John put his handkerchief over his face and coughed violently. David looked at him sharply. “Subject to them spells?” he asked.
“Sometimes,” said John when he recovered his voice, and then, with as clear an expression of innocence as he could command, but somewhat irrelevantly, asked, “How did you get on with Mrs. Price?”

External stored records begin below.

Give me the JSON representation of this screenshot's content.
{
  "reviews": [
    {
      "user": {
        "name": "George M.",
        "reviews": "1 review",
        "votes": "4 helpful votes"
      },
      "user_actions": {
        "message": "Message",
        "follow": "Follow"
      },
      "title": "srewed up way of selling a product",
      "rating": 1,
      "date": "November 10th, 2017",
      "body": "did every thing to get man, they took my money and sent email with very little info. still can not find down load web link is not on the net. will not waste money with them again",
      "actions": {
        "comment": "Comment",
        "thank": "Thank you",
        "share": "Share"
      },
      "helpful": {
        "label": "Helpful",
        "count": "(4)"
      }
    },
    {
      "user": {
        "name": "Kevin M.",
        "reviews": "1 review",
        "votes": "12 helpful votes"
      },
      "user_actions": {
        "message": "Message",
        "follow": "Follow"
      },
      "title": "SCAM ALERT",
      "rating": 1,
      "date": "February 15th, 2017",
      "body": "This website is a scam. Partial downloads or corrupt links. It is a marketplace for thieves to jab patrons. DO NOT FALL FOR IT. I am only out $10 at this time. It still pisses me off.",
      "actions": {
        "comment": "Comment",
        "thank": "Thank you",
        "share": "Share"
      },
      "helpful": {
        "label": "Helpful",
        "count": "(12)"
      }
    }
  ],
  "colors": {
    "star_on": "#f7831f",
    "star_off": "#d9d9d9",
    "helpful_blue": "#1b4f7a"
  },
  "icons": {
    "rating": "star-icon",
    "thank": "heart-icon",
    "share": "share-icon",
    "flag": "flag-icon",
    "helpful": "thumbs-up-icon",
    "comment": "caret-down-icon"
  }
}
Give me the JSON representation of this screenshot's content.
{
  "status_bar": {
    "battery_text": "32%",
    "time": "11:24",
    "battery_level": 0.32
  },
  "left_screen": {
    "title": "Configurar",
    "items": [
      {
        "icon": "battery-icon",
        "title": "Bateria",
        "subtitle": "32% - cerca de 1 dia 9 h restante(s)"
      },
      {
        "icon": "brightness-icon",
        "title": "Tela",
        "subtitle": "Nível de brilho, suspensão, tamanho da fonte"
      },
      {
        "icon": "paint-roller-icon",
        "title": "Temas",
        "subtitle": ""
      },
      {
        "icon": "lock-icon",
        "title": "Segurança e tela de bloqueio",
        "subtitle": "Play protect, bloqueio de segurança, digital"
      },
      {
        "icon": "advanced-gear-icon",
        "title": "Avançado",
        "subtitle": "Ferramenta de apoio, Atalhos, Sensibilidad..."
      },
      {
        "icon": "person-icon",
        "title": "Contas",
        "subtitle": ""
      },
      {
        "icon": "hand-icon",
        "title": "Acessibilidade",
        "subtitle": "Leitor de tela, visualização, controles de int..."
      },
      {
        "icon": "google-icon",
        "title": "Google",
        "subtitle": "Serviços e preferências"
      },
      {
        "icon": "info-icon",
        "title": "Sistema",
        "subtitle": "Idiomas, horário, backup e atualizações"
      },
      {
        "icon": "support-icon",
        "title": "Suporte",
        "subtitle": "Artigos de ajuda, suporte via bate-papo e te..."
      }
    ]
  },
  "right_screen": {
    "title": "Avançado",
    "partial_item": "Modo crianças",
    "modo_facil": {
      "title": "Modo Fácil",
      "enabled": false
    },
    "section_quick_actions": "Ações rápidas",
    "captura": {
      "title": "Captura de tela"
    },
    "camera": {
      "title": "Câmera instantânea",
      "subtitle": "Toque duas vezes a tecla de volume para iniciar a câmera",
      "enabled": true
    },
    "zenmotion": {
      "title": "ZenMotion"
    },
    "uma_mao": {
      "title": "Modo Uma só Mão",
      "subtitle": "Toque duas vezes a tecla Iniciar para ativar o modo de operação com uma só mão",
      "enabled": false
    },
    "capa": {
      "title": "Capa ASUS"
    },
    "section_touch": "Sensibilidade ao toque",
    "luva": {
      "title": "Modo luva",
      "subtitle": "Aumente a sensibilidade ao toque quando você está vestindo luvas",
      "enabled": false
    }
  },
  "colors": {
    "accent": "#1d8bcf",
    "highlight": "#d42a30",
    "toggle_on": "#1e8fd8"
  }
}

“Oh,” said David, “nicer ’n a cotton hat. She appeared to be a quiet sort of woman that might ’a’ lived anywhere, but she was dressed to kill—an’ so was the rest on ’em, fer that matter,” he remarked with a laugh. “I tried to tell Polly about ’em afterwuds, an’—he, he, he!—she shut me up mighty quick, an’ I thought myself at the time, thinks I, it’s a good thing it’s warm weather, I says to myself. Oh, yes, Mis’ Price made me feel quite to home, but I didn’t talk much the fust part of dinner, an’ I s’pose she was more or less took up with havin’ so many folks at table; but fin’ly she says to me, ‘Mr. Price was so annoyed about your breakfust, Mr. Harum.’
“ ‘Was he?’ I says. ‘I was afraid you’d be the one that ’d be vexed at me.’
“ ‘Vexed with you? I don’t understand,’ she says.
“ ‘ ’Bout the napkin I sp’iled,’ I says. ‘Mebbe not actially sp’iled,’ I says, ‘but it’ll have to go into the wash ’fore it c’n be used agin.’ She kind o’ smiled, an’ says, ‘Really, Mr. Harum, I don’t know what you are talkin’ about.’
“ ‘Hain’t nobody told ye?’ I says. ‘Well, if they hain’t they will, an’ I may ’s well make a clean breast on’t. I’m awful sorry,’ I says, ‘but this mornin’ when I come to the egg I didn’t see no way to eat it ’cept to peel it, an’ fust I knew it kind of exploded and daubed ev’rythin’ all over creation. Yes’m,’ I says, ‘it went off, ’s ye might say, like old Elder Maybee’s powder,’ I guess,” said David, “that I must ’a’ ben talkin’ ruther louder ’n I thought, fer I looked up an’ noticed that putty much ev’ry one on ’em was lookin’ our way, an’ kind o’ laughin’, an’ Price in pertic’ler was grinnin’ straight at me.
“ ‘What’s that,’ he says, ‘about Elder Maybee’s powder?’
“ ‘Oh, nuthin’ much,’ I says, ‘jest a little supprise party the elder had up to his house.’